じんわりと指先が温まるのを待ってから一口飲めば、湯気に乗せられた香りが口の中に広がる感覚がとても良かった。
(懐かしい)
不意に、故郷を放免され豊かな森で一人ツリーハウスを作って生活していた頃を思い出し、グローリーは静かに目を閉じた。
そんな静かな横顔を、そっと見やっていたトターもまた静かに息を吐き、テーブルに置いていた書類ケースに手を伸べた。

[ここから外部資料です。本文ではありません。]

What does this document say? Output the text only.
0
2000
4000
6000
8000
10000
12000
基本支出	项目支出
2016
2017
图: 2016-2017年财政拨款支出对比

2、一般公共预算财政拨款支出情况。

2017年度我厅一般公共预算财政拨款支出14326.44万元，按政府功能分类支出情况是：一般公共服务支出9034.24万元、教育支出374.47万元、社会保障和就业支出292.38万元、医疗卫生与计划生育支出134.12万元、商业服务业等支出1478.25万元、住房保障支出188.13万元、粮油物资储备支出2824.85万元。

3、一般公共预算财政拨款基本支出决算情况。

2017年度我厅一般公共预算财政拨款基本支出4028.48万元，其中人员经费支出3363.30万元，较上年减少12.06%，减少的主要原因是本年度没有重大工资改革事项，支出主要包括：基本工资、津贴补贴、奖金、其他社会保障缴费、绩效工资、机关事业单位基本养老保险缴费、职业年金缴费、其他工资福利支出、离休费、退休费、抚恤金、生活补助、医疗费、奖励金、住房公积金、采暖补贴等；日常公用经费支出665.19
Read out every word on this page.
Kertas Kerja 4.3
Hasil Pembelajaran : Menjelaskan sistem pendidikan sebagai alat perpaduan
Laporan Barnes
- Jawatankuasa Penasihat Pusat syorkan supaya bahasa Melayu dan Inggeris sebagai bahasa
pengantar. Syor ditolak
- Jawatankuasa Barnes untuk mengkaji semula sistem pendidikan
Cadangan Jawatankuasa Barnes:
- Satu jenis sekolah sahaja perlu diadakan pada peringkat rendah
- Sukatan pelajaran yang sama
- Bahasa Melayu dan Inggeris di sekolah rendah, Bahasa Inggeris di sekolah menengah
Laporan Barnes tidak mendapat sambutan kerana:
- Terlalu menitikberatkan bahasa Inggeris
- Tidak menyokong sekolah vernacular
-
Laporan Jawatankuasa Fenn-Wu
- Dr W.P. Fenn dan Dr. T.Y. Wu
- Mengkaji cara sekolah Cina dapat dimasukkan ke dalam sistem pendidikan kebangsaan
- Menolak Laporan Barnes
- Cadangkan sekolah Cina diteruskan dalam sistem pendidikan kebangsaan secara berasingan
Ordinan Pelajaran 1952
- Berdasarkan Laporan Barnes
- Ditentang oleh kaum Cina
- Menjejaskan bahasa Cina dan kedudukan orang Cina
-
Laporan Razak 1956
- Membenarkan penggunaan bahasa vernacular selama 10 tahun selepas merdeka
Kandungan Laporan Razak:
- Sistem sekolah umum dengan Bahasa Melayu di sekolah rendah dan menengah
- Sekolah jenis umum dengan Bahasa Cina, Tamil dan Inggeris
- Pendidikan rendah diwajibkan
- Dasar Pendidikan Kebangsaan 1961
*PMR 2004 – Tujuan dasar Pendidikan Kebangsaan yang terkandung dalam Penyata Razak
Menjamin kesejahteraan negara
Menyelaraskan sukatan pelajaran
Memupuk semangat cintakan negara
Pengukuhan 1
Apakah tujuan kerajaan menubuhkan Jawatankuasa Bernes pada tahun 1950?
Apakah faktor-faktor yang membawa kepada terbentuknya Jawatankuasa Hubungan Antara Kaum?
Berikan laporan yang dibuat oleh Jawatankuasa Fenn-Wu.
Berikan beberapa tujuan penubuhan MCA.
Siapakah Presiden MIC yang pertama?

彼が書類を取り出す音に意識を戻したグローリーは、パチリと瞼を開けすぐに思考を現実に引き戻しながらトターの方に目を向けた。
「口頭で説明しましょうか?」
「……随分と枚数が多いと思っていたが、これは……わざわざ俺のためにこの文字の大きさで用意したのか?」
「そうみたいですね。あ、一応元サイズの依頼書は最後の2枚です」
言いながらガタ、と椅子を持ってトターの横に置き直すグローリーを見上げ、それからトターは彼女の言う最後の2枚に目を落とし、ザッと見流ししてからテーブルに置いた。
「こっちは眼鏡を出す必要があるな」
「つまり隊長エデションなら裸眼でもいけそうな感じです?」
「……隊長エデション?」
「隊長の趣味なんですよね。手順書の改善や依頼書のフォーマットや書きっぷりを、受け取り手が読みやすいようにって改造して別出ししてくるんですよ」
「ああ、そういうことか……ん?あんたのとこの隊長って、以前の人と変わってないよな?あのサルゴン出身の派手な……」
「ですね。あのフェリーン意外とそういう地味な電子作業好きなんすよ」
横に椅子を置き、そこに腰掛けてきたグローリーの手がトターの視界に映り込む。
「そんなことより、とっとと本題に入りましょう。読み上げながら説明した方が頭に入るでしょうし、このまま依頼書読み上げちゃいますね」
「……ああ。あんたの隊長さんには悪いが、そうしてくれ」
「はいはーい、じゃ、まず――」
おちゃらけた様子の彼女に促されるようにして、トターも気を取り直し、改めて差し出された書類に目を向けるのだった。
読み上げている部分を滑っていく彼女の指先を目で追いながら、依頼内容を聞いているうちに、トターは彼女の爪の血色が紫になっていることに気付いたのだが、特に何を言うでもなくそのまま耳を傾け続けた。